Which dataset was used to train a given model? A new method makes it possible to see traces of the training corpus in a model’s output.
What’s new: Alexandre Sablayrolles and colleagues at Facebook and France’s National Institute for Research in Computer Science and Automation adulterated training data with imperceptible signals. Decisions made by models trained on this so-called radioactive data showed signs of the altered corpus.
Key insight: Changes in training data can affect the loss in a trained model’s decisions. A small, consistent alteration in the training data affects the loss in a predictable way.
How it works: The researchers replaced a portion of images in a training corpus with marked images. After training a model on the whole dataset, they compared the model’s loss on small subsets of marked and unmarked images.
- Consider a two-dimensional classification task, as illustrated above. Displacing the features of examples in one class by a constant amount shifts the decision boundary. This change acts as a fingerprint for the altered dataset.
- Radioactive data extends this intuition to higher dimensions. The algorithm randomly chooses a direction to shift extracted features of each class. Then it learns how to modify input images most efficiently to produce the same shifts.
- There are several ways to identify training on radioactive data, depending on the model. A simple one is to compare the model’s loss for a given class on radioactive and unaltered data. A model trained on radioactive data has a lower loss value on radioactive images because the model recognizes the added structure.
Results: The researchers marked 1 percent of Imagenet and trained a Resnet-18 on the entire dataset. The model’s loss on subsets of radioactive and normal data differed by a statistically significant amount, confirming that the model had been trained on a portion of marked data, while accuracy declined by only 0.1 percent compared to training on standard Imagenet. Different architectures and datasets yielded similar results.

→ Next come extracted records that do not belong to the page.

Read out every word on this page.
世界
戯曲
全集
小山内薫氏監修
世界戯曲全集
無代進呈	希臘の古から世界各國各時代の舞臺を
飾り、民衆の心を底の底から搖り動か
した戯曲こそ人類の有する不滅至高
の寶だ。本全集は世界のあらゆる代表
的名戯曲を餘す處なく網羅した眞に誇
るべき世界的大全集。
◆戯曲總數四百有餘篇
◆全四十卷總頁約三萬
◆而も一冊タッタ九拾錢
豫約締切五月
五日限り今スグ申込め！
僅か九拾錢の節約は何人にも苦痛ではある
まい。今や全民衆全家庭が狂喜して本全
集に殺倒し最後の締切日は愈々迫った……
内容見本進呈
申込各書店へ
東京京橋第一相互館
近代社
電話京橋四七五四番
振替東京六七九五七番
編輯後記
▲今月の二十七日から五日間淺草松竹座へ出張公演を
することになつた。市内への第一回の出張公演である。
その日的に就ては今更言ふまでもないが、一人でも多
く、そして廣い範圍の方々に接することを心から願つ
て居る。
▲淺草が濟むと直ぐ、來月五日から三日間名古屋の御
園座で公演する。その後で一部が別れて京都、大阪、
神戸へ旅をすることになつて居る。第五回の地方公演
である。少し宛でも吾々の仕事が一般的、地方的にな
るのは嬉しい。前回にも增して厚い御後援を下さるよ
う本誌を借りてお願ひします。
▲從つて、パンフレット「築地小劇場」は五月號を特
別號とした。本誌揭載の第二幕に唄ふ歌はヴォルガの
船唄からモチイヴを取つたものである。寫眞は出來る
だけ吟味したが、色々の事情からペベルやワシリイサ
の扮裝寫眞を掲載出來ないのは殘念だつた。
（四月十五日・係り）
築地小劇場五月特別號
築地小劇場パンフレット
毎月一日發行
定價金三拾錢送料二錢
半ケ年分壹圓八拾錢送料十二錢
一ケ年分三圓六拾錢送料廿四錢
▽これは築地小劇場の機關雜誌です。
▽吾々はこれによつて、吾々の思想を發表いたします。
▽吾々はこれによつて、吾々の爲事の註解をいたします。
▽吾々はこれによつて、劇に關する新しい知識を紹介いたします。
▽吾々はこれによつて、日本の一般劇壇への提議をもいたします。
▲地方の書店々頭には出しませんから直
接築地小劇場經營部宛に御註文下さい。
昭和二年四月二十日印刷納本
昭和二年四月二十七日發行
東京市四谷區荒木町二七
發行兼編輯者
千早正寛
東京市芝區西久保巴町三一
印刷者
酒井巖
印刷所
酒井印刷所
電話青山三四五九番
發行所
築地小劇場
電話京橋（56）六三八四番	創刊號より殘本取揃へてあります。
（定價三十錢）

Why it matters: As neural networks become enmeshed more deeply in a variety of fields, it becomes more helpful to know how they were trained — say, to understand bias or track use of proprietary datasets. This technique, though nascent, offers a potential path to that goal.
We’re thinking: Beyond identifying training sets, radioactive data may offer a method to enforce data privacy by making it possible to identify models trained from improperly obtained private data.